Demokrasi yang membentuk kepemimpinan transaksional antara penguasa dengan para kapitalis yang membiayai perjalanan menuju kursi kekuasaan, lanjutnya, konsekuensinya kalaupun dalam sistem terdapat banyak aturan tentang urusan rakyat namun selalu akan ditemukan porsi keuntungan bagi para kapitalis, yang jauh melebihi porsi kesejahteraan dan belas kasih bagi rakyat, tak heran jika keberadaan penguasa di tengah rakyat seolah menjadi pencitraan semata.

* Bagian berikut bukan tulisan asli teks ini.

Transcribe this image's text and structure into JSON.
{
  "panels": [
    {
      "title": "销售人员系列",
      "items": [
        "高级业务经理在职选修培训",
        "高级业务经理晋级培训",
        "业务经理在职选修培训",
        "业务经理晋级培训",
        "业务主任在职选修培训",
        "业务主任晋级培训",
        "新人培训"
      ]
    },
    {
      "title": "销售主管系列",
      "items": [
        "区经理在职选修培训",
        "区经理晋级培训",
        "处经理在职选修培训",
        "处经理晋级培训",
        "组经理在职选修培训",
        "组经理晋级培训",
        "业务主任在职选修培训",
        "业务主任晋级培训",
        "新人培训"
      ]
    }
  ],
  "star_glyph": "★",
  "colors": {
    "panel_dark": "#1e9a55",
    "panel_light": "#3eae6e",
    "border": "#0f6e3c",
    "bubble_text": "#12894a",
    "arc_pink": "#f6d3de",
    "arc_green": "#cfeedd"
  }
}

"Realita tersebut sangat berbeda dengan sistem kepemimpinan Islam yang disebut khilafah. Dalam khilafah, akidah Islam menjadi asas kepemimpinan," ungkapnya.
"Karena itu terwujud sosok penguasa yang sangat takut melalaikan tanggung jawab mereka, sebab mereka menyadari bahwa kepemimpinan mereka akan berimplikasi pada kehidupan akhirat," tegasnya.
Rasulullah SAW bersabda, "Siapapun yang mengepalai salah satu urusan kaum muslimin dan tetap menjauhkan diri dari mereka dan tidak membayar dengan perhatian pada kebutuhan dan kemiskinan mereka, Allah akan tetap jauh dari dirinya pada hari kiamat."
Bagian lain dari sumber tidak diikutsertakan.